Des études indépendantes menées par l'UNICEF et l'UNESCO révèlent que les inégalités économiques ont un impact considérable sur le bien-être et les perspectives d'éducation des enfants à travers le monde. Dans 44 pays de l'OCDE et pays à revenu élevé étudiés, les disparités de revenus persistent : les 20 % les plus riches gagnent plus de cinq fois plus que les 20 % les plus pauvres. Selon l'UNICEF, cet écart contribue à une santé physique et à des résultats scolaires plus faibles pour les enfants des sociétés les plus inégalitaires. Par exemple, les enfants des pays les plus inégalitaires ont 1,7 fois plus de risques d'être en surpoids que leurs pairs des pays plus égalitaires, un problème lié à une alimentation déséquilibrée et au fait de sauter des repas.

Le niveau d'instruction reflète également ces inégalités. Dans les contextes les plus inégalitaires, les enfants ont 65 % de chances de quitter l'école sans maîtriser les compétences de base en lecture et en mathématiques, contre 40 % dans les pays plus égalitaires. Au sein d'un même pays, les jeunes de 15 ans issus de familles aisées ont presque deux fois plus de chances d'atteindre le niveau de compétences de base que ceux issus de familles modestes.

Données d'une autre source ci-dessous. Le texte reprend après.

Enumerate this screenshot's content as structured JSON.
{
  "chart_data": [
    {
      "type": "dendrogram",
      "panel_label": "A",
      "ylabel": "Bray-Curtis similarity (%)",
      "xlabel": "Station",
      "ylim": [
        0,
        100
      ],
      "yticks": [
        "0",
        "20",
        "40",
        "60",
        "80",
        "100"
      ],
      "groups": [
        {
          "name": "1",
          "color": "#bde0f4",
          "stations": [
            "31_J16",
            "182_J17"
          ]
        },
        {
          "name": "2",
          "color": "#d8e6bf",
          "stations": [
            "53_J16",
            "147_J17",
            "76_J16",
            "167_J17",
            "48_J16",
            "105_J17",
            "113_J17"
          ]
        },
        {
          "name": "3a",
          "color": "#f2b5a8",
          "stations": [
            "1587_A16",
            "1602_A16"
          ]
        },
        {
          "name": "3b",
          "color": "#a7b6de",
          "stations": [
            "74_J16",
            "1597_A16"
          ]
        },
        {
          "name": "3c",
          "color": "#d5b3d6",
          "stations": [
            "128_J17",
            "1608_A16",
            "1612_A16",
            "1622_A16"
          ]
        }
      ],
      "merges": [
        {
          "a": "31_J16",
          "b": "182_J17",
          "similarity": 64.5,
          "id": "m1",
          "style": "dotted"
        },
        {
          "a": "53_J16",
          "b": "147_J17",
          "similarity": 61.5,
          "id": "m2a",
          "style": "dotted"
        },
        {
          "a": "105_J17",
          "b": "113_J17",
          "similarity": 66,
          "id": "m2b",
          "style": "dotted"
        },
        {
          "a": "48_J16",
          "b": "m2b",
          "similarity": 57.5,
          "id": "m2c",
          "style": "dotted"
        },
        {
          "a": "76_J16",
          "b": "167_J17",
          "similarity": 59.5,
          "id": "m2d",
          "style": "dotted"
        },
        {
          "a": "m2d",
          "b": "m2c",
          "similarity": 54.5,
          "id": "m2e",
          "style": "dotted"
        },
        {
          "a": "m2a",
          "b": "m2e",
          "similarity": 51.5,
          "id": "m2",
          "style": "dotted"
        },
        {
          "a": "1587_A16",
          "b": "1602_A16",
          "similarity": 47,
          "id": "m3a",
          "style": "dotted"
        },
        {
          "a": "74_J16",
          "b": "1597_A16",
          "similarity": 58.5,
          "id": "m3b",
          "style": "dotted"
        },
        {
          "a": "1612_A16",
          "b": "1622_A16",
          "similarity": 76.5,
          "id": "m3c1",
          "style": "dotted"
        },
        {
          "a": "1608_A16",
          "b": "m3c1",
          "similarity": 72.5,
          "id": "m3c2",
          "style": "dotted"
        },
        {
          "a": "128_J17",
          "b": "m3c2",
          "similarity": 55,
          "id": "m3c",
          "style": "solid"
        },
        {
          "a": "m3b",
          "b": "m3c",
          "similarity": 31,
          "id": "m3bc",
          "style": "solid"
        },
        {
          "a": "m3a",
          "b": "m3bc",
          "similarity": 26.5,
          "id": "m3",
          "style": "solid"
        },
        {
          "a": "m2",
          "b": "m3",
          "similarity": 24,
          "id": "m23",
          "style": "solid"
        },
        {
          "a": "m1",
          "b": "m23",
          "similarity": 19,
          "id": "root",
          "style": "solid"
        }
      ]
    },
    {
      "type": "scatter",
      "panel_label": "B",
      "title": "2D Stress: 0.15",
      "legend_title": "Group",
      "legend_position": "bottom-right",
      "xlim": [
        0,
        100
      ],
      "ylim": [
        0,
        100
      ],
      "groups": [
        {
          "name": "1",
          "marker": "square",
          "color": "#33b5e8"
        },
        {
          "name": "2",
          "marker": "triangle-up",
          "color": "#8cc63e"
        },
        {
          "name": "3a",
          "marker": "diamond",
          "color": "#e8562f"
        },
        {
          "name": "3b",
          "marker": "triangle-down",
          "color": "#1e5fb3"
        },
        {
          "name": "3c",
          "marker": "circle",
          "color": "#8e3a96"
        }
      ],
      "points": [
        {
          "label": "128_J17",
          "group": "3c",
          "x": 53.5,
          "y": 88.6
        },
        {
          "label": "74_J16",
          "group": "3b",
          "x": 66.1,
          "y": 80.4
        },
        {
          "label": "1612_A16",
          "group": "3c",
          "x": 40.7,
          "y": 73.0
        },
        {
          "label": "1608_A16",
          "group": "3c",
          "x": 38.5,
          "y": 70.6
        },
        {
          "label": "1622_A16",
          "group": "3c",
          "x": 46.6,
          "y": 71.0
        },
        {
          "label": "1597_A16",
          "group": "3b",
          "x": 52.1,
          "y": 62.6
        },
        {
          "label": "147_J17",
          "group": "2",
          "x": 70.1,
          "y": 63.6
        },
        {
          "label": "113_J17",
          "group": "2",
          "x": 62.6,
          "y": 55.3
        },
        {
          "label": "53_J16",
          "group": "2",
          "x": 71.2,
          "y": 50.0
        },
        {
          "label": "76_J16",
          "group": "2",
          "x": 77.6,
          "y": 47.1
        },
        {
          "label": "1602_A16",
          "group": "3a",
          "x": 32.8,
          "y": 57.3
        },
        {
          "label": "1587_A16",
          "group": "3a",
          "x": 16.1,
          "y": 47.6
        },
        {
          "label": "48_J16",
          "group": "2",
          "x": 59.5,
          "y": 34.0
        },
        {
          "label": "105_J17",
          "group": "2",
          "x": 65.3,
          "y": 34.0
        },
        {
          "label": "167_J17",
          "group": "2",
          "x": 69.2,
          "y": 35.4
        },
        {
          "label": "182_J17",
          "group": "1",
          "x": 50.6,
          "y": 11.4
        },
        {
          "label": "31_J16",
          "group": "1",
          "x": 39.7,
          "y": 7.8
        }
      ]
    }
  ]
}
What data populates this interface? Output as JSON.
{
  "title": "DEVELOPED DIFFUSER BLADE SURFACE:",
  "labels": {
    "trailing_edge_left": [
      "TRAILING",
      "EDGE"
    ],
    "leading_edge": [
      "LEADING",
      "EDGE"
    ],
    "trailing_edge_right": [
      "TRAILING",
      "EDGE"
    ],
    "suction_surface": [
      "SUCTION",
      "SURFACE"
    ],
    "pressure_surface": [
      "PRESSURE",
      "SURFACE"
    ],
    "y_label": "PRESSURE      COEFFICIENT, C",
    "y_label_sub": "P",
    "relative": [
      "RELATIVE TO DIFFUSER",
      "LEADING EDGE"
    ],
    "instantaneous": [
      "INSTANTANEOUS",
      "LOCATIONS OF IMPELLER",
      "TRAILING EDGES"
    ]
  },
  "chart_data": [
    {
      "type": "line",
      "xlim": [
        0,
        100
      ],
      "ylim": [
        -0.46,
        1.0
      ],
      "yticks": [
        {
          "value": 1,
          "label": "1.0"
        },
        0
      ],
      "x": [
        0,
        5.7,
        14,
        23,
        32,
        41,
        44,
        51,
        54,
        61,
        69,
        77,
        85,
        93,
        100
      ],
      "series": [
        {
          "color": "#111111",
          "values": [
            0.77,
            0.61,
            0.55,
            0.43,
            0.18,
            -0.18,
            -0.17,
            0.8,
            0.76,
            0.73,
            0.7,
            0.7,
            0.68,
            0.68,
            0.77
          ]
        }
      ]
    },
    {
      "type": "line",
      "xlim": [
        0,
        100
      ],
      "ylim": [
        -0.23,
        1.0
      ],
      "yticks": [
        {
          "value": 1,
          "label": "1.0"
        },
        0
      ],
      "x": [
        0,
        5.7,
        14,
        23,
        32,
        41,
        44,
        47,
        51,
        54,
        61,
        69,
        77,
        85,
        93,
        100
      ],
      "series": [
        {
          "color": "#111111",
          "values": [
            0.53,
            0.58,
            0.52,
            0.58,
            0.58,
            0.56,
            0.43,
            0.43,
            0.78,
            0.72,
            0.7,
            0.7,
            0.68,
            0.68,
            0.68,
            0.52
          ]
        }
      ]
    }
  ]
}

L'UNICEF recommande aux gouvernements de renforcer la protection sociale, de cibler les investissements sur les zones défavorisées, d'améliorer les ressources scolaires et de fournir des repas nutritifs dans les écoles afin de remédier à ces problèmes.

Parallèlement, le rapport de l'UNESCO sur l'enseignement supérieur souligne que, malgré un doublement des effectifs (passant d'environ 100 millions en 2000 à 269 millions en 2024), l'accès à l'enseignement supérieur demeure inégal selon les régions. Près de 80 % des jeunes d'Europe occidentale et d'Amérique du Nord fréquentent des établissements d'enseignement supérieur, contre seulement 30 % en Asie du Sud et de l'Ouest et 9 % en Afrique subsaharienne. Les taux de réussite sont également inférieurs à la hausse des effectifs, le taux mondial de diplomation n'ayant progressé que légèrement, passant de 22 % en 2013 à 27 % en 2024.

Ces résultats indiquent que, si la demande croissante d'enseignement supérieur joue un rôle dans le développement, les inégalités persistantes compromettent l'accès équitable et la réussite scolaire dans le monde entier.